The Ministers attending AfricaSan4 have delivered a succinct and impactful successor to the eThekwini Commitments delivered at AfricaSan3. The Ngor Declaration on Sanitation and Hygiene defines clear, achievable commitments intended to deliver dignity and equity in sanitation and hygiene in Africa in the next fifteen years. So, what does the new Declaration do for handwashing?

The Ngor Declaration explicitly recognizes the failure of many African countries to deliver large-scale hygiene behavior change thus far, and acknowledges that poor hygiene practices result in “a huge burden of disease”. The Declaration calls for universal access to “adequate and sustainable” hygiene services by 2030, including, encouragingly, an explicit commitment to the provision of “functional hand-washing facilities in public institutions and spaces.”

The Declaration also focuses on eliminating inequities of access to sanitation and hygiene. To do so, it seeks to mobilize political support, engage the private sector in innovation, and includes the explicit commitment of government resources, including a commitment to consistently increase sanitation and hygiene budget lines on an annual basis by a minimum of 0.5% of a country’s Gross Domestic Product by 2020. There is also a commitment to strengthen human resources capacity, coordinating across sectors (including water, health, nutrition, education, gender and the environment), and undertaking government-led monitoring, evaluation and learning. With the right funding and leadership, these ambitious commitments can be delivered.

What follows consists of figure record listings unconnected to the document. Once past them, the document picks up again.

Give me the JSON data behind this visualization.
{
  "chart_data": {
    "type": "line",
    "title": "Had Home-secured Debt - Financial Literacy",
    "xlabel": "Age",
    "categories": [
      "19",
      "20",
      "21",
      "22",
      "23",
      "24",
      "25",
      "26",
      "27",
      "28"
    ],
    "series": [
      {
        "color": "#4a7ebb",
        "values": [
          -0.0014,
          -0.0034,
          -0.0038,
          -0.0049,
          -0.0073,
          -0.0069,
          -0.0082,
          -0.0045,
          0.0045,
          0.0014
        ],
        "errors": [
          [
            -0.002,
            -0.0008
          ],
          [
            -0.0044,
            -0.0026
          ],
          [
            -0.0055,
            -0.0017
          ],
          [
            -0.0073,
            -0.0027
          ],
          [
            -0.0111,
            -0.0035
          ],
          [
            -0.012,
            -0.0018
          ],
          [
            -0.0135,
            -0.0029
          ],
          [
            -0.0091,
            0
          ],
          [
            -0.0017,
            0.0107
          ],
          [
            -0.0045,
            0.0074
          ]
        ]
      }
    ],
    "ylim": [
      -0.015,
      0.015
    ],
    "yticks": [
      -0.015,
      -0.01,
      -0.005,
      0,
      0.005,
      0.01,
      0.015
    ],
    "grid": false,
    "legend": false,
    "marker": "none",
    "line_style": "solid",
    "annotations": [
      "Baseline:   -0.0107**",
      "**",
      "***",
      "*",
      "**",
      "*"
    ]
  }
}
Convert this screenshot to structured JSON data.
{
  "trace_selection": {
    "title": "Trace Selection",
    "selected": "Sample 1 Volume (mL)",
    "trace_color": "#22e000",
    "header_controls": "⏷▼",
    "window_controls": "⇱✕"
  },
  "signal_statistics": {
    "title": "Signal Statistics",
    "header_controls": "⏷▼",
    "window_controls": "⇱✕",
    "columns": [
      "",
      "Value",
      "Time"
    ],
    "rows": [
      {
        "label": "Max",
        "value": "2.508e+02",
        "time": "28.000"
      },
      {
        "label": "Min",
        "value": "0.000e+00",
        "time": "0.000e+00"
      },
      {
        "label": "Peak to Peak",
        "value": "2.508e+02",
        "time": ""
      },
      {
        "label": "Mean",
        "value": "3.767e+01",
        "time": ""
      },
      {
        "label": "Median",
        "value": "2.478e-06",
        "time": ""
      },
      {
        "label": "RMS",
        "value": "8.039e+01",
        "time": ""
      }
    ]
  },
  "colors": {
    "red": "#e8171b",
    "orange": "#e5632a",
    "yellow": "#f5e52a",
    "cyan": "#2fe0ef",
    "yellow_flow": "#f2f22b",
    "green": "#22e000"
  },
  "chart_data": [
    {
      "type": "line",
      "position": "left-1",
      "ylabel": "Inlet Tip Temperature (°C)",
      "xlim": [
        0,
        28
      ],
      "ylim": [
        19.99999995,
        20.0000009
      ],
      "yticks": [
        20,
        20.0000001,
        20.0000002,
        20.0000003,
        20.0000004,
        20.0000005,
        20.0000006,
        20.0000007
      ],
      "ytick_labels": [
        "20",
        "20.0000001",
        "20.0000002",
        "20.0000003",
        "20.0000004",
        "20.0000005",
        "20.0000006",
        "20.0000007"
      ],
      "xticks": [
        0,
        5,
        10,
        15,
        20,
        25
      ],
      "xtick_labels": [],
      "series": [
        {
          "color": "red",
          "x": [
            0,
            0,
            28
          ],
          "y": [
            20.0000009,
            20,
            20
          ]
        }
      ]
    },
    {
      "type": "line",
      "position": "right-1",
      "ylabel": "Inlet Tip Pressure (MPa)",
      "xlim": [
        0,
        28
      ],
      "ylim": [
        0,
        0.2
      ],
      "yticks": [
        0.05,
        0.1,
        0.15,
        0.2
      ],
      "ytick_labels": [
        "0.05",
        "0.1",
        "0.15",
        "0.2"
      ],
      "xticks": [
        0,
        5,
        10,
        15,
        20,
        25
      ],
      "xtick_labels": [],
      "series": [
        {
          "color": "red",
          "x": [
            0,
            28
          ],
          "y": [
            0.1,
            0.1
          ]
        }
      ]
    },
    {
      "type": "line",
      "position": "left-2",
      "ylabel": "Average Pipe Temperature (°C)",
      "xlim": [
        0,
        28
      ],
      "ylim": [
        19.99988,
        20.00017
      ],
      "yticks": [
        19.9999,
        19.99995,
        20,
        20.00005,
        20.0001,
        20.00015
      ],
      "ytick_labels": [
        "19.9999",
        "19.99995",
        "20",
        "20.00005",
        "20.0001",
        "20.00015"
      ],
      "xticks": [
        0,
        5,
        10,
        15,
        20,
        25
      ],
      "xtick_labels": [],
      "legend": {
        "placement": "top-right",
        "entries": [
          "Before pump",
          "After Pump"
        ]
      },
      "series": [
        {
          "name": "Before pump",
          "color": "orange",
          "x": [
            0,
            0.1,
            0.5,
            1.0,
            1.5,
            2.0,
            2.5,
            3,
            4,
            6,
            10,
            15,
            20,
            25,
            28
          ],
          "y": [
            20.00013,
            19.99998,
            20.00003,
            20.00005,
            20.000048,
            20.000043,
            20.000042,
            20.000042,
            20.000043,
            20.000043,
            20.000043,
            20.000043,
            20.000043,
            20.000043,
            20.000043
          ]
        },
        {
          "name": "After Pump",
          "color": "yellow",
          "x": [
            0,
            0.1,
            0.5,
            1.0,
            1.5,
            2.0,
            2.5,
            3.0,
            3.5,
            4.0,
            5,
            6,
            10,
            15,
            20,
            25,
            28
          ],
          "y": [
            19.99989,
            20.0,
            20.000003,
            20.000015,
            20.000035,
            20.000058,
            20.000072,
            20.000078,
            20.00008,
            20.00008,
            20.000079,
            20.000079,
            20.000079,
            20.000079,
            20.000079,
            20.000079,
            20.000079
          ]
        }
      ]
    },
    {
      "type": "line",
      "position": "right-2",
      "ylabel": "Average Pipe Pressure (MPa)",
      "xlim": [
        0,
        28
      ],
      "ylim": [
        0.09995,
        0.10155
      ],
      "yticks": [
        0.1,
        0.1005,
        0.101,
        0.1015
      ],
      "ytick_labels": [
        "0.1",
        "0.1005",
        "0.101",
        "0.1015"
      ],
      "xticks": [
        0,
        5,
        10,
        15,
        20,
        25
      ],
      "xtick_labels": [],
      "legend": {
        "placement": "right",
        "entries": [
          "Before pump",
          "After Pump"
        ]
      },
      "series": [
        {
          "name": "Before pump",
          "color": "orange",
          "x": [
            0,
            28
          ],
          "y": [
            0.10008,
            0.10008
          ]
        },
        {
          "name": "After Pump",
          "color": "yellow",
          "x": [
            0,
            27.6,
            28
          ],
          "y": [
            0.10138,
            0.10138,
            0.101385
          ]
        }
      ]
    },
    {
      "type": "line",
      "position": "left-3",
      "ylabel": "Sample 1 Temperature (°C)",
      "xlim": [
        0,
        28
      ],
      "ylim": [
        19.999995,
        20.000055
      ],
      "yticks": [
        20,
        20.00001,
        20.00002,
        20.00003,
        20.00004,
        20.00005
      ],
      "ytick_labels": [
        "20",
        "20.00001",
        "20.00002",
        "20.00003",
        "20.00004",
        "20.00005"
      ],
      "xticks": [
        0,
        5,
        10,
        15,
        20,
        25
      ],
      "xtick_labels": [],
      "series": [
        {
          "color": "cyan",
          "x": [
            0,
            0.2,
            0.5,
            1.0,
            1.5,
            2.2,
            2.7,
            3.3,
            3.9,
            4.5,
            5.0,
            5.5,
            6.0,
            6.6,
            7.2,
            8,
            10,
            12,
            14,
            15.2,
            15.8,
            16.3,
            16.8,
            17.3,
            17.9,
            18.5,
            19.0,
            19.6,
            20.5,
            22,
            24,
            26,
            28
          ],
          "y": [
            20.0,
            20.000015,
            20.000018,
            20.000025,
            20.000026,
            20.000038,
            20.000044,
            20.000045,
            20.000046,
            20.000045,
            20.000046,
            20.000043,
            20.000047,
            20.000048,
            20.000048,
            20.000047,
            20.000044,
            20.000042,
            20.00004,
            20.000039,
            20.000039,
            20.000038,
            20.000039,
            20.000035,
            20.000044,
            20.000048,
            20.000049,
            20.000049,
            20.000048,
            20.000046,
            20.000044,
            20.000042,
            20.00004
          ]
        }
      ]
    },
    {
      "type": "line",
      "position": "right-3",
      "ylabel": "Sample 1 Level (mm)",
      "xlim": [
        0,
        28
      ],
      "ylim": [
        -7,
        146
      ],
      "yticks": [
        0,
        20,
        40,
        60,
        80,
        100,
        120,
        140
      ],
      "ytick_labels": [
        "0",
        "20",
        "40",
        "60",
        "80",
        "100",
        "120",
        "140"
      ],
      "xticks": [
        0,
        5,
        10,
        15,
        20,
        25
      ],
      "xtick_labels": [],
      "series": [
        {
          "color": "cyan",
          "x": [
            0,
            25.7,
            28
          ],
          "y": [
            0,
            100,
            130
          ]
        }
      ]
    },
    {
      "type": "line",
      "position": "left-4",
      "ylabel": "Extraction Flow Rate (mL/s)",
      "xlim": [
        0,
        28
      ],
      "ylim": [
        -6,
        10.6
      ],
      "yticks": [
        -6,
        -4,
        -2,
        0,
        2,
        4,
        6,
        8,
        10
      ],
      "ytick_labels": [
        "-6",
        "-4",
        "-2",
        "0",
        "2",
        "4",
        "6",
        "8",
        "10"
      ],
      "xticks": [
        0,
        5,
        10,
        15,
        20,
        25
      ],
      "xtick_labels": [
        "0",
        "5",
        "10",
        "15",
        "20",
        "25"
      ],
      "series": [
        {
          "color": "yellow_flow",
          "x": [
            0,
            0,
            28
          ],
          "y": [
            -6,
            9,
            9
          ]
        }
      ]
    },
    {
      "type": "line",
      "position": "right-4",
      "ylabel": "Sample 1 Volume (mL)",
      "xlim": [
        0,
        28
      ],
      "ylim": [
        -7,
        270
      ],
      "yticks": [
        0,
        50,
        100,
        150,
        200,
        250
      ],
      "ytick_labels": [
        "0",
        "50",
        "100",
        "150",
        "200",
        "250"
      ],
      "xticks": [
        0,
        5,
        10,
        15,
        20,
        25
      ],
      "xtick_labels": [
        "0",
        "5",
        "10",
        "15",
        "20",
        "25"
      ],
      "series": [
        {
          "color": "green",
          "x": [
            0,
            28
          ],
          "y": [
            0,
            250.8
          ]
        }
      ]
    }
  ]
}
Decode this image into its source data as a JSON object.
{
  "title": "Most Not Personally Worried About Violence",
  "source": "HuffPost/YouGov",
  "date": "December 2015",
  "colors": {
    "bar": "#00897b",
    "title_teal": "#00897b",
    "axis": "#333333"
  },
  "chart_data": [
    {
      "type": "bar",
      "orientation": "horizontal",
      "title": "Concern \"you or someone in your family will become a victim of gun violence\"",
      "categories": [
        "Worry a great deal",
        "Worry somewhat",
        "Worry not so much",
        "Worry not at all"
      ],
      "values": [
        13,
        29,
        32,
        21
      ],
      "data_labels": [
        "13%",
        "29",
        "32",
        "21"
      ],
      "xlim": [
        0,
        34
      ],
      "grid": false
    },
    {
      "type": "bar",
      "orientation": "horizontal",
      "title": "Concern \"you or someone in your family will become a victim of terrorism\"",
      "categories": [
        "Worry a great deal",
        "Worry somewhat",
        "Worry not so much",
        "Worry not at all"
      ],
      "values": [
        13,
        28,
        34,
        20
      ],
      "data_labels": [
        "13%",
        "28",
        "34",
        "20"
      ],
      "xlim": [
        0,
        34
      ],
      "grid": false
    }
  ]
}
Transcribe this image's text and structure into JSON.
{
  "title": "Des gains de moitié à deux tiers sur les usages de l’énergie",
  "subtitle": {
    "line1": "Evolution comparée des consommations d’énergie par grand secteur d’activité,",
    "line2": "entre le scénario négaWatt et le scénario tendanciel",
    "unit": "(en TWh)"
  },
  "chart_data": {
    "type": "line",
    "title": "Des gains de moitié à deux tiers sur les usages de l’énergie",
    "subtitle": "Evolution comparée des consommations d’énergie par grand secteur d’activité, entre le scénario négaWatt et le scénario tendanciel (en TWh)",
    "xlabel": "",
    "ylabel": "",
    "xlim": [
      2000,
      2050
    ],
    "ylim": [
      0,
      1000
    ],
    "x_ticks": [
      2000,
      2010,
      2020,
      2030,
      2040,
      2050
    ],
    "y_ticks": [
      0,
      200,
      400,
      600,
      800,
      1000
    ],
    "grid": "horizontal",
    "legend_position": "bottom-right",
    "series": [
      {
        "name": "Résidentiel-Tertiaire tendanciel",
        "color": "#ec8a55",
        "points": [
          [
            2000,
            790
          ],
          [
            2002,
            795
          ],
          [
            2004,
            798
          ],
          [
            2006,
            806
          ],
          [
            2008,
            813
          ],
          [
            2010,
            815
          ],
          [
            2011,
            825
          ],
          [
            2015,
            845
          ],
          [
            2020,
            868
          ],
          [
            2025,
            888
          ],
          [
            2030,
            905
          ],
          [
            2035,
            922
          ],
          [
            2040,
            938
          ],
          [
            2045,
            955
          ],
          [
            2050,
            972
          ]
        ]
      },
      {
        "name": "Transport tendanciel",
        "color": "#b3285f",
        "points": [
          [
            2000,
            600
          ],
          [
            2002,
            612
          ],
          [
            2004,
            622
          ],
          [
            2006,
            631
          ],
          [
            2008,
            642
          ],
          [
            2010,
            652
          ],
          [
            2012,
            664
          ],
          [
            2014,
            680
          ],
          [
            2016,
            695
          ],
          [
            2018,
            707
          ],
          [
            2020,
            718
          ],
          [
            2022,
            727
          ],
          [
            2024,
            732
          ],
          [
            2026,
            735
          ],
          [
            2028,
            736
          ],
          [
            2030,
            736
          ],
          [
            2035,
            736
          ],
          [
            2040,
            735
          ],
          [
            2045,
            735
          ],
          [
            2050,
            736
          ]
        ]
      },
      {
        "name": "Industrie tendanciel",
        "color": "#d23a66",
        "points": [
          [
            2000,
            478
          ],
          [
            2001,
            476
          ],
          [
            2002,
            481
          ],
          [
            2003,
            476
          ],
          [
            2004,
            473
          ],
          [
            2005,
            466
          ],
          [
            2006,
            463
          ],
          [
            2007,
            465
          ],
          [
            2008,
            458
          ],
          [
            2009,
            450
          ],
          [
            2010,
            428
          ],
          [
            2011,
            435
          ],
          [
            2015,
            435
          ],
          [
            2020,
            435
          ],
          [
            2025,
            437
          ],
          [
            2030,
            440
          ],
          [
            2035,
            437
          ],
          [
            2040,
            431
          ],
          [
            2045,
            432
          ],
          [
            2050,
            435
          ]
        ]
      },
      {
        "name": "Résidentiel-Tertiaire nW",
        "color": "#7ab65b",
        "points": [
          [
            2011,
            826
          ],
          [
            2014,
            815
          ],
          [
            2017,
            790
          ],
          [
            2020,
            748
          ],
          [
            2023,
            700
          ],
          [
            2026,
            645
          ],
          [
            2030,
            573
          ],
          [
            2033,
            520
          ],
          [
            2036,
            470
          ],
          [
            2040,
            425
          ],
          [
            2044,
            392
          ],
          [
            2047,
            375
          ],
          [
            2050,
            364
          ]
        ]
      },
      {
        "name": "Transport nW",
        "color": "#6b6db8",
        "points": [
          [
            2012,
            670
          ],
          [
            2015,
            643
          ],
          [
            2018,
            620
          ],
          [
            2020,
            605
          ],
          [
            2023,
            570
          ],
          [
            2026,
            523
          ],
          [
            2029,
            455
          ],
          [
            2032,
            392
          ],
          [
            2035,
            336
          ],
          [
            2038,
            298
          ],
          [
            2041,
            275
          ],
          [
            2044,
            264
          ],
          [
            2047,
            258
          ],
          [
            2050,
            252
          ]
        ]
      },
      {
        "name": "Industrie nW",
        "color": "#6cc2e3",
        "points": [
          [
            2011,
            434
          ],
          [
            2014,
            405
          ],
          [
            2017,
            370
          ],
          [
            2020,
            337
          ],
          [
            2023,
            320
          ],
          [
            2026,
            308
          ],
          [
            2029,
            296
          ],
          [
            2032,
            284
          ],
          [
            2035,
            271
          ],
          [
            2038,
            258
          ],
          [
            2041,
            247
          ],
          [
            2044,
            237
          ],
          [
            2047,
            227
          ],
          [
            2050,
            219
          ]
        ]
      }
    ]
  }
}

These new commitments come at an interesting moment. With many eyes focused on the drafting of the Sustainable Development Goals (SDGs) this summer, how does the Ngor Declaration fit with the commitments associated with the imminent SDGs? The Declaration explicitly welcomes the SDG draft target “By 2030, achieve access to adequate and equitable sanitation and hygiene for all and an end to open defecation, paying special attention to the needs of women and girls and those in vulnerable situations”. The Ngor Declaration calls to integrate this target into national policies and plans.

It is ironic that despite the resounding prioritization of hygiene by Ministers at AfricaSan4, the latest feedback from the SDG deliberations indicate that hygiene is in danger of being dropped from the official list of indicators under consideration. We hope that the Inter-Agency and Expert Group on Sustainable Development Goal Indicators will hear the voices of the Ministers from AfricaSan4, respect their priorities as defined in the Ngor Declaration, and ensure that hygiene is measured alongside sanitation in the SDGs.